Normally I could log in after days work, do my daily missions etc and have new timer start ticking towards next objective. But when objective timer is 28 hours, it forces me to wait basically two days instead of single one since I have other things to do during my days than playing NMS.
I'm glad they are changing it on experimental, but I feel like they should've spent a bit more thinking the timer over, and hopefully they learnt from this.
"Waiting" 22, 25, 2X hours is not a challenge - it's an annoyance.
I have higher expectations of a modern game. NMS has great 3D graphics, but their quest designs are a big step backwards from even the early DOS days. Heck, even the quests in the old (as in the first ever created) Zork games that were all 100% text based- were FAR more engaging and entertaining.
The main reason it is done in MMOs, is to give everybody as much of level playing field as possible in terms of time.
If there were no time-gates, then the teenagers and jobless people would completely destroy any competition for those who have jobs, because they can play 24/7 and the people with jobs can only play a few hours a day.

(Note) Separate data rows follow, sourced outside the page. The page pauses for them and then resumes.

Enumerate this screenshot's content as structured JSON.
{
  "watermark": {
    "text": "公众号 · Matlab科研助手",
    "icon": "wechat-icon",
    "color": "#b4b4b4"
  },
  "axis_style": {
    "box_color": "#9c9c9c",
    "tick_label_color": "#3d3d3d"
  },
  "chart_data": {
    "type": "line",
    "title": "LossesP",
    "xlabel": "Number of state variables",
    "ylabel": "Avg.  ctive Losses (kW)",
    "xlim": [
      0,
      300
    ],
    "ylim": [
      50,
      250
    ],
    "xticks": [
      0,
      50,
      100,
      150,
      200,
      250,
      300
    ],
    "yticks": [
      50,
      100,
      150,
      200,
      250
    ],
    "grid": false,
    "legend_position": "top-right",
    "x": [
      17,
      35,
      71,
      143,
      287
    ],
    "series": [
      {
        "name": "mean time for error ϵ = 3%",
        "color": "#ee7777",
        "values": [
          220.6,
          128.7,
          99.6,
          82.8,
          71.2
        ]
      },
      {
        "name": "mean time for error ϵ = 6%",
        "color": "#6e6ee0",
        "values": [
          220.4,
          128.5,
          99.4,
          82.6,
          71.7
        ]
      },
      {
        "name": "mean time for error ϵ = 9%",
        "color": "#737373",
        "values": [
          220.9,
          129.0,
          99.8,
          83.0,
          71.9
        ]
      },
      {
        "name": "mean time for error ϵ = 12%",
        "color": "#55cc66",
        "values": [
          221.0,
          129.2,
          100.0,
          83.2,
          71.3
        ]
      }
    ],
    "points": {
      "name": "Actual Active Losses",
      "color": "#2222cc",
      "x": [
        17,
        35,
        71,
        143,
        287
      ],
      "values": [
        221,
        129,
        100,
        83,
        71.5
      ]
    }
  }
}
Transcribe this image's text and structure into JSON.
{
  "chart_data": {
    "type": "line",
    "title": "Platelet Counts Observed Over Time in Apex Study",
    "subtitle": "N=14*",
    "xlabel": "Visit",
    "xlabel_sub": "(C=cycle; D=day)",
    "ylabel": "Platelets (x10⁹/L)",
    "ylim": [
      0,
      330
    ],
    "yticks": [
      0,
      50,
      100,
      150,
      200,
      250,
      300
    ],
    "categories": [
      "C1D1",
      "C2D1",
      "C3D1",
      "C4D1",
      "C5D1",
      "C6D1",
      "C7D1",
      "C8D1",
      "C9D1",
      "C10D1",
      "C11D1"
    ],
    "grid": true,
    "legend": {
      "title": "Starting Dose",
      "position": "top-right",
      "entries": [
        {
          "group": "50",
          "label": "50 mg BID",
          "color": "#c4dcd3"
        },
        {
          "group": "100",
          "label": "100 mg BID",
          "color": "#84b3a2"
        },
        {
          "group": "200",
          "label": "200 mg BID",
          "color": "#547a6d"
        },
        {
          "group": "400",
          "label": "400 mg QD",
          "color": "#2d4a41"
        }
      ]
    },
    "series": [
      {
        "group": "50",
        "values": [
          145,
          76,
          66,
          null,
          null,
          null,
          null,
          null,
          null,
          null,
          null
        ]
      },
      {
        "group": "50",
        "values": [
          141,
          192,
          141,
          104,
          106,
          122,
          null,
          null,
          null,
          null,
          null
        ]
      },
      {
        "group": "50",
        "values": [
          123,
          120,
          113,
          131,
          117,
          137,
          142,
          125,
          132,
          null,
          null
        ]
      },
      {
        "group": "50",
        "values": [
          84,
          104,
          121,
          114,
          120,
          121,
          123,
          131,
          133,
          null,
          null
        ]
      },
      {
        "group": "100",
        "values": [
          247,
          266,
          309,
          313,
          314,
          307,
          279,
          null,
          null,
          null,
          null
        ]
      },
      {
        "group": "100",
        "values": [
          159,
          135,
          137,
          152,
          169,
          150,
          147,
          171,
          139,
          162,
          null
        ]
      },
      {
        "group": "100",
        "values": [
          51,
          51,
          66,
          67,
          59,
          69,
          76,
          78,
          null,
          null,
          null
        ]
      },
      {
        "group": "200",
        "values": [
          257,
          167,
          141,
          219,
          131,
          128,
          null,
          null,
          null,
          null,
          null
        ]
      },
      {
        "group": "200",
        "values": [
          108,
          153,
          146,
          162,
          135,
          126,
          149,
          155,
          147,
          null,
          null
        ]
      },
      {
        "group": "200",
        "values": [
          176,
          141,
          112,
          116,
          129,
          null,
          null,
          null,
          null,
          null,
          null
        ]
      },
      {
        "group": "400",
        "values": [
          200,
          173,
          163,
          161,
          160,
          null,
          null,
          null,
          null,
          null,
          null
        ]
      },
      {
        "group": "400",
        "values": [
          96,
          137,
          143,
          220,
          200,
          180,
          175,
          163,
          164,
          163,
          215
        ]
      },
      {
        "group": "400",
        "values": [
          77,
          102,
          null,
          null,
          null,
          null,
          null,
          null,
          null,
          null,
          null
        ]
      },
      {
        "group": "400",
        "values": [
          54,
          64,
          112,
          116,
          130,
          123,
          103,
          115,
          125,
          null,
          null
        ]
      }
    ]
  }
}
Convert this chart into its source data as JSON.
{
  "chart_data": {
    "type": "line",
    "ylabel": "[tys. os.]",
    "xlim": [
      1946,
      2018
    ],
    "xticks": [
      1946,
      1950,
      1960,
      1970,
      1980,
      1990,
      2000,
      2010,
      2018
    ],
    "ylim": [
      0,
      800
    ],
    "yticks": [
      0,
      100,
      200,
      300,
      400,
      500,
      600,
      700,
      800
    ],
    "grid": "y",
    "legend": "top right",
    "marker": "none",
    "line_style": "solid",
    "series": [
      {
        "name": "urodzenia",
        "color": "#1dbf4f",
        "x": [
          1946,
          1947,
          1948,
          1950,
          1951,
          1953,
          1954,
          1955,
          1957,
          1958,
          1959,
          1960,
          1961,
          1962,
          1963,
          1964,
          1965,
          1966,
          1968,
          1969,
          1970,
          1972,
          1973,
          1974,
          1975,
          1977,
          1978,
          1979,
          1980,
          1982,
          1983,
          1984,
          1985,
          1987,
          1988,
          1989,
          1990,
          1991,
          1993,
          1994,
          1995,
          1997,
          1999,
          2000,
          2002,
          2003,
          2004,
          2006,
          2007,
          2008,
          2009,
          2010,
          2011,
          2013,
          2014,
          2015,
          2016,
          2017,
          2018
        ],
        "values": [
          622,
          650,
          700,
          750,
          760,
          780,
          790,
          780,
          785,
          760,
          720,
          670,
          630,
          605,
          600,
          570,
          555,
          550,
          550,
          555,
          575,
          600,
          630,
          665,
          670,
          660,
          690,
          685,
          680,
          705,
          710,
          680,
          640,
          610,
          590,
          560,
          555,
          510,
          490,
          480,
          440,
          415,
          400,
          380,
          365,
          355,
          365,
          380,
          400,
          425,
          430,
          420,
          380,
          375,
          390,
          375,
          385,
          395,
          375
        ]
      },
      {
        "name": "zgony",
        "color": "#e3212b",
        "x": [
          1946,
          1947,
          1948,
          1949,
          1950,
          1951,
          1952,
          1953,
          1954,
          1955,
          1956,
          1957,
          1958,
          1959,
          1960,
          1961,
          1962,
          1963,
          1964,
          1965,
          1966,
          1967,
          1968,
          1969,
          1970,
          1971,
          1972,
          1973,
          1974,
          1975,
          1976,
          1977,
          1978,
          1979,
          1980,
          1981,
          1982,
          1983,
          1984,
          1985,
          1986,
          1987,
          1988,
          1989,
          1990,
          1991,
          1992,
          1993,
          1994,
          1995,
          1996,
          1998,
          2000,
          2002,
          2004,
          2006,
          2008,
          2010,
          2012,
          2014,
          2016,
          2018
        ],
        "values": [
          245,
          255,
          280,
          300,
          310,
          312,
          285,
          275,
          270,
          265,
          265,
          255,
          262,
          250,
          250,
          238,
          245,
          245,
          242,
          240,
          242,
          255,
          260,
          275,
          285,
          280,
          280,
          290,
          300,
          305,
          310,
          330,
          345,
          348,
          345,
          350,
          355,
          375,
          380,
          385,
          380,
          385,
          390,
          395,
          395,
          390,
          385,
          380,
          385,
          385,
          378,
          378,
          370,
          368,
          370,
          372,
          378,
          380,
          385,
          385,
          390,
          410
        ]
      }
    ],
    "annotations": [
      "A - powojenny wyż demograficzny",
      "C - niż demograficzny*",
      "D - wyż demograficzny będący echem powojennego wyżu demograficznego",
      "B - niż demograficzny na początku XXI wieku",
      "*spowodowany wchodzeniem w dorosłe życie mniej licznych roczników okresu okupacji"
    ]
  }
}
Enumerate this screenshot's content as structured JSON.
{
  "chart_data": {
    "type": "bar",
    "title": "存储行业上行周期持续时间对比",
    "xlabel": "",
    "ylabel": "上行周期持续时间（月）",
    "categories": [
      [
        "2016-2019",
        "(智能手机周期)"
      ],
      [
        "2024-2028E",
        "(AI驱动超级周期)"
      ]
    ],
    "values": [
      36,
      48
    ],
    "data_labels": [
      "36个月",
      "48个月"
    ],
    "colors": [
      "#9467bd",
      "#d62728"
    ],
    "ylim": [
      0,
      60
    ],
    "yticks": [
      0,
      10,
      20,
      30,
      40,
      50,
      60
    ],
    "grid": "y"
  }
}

Said people who have RL obligations would have no hope of ever keeping up with the jobless people.
That, and I suppose there is a small amount of "keeping people subbed longer" but yet if you make people wait too much, then they will quickly lose interest and find something else to do. If people are paying, they want to be playing. The time-gating is usually only done on things that people would actually compete for things that actually affect progression in character power and/or raid bosses.
But yeah, it has no place in a mostly singleplayer experience with little-to-no competition.
Being a very small development team, I can understand them trying to build in some pacing so it takes a week or so for the new flood of requests to start again.
Plus, it is a laid back game and there is tons to do besides sit on your hands and wait. People have become so instant-gratification oriented it is sad.
I don't think rational people are doing this, there's a bunch of people that are happy for new content. They are not, however, happy that they are being barred from seeing this content because of nothing other than a timer they have to wait for. If there were questing, gathering resources, doing actual stuff in-game that barred them from the end-goal, I doubt we'd be complaining. We'd be, you know, doing. But there's nothing you can, you know, DO about a timer that's thrown in your face other than turn the game off and wait.
See, that's the thing, though. People want to *play* the game, not be told to turn it off and come back tomorrow after playing an hour.
1). As mentioned previously in the thread by me and others, it isn't too terribly hard to achieve most of your goals and be left with very little else to do. Once you've got millions of units to your name, A or S-class ship that you're happy with, a nice base built, your equipment upgraded... you start running out of things to do.
2). Again, as previously mentioned, I am *NOT* asking for instant gratification. If there were actual things to do to make progress during those 24 hour waits, I'd be fine. However there isn't. It's literally "turn the game off and wait until tomorrow". If there was "Hey you need to do 24 hours worth of questing" then I'd be "sure, I'll go at it for 3-4 hours here, 3-4 hours there and eventually reach my goal. I'm fine with that.
As much as I don't like time-gates in singleplayer games, I wouldn't have anywhere near as much complaints if it were <24h because if they simply must make us wait for several hours, they should give us the ability to simply do part of the quest once per day or something.
But hearing that the experimental did indeed slash the wait times a bit, it seems like they already realized how cruddy this is for people who have jobs and other RL obligations.
Hopefully they made it something like 12-18h or something more reasonable like that. That way, most players could consistently do the quest at the same time every day if they happen to have schedules like that.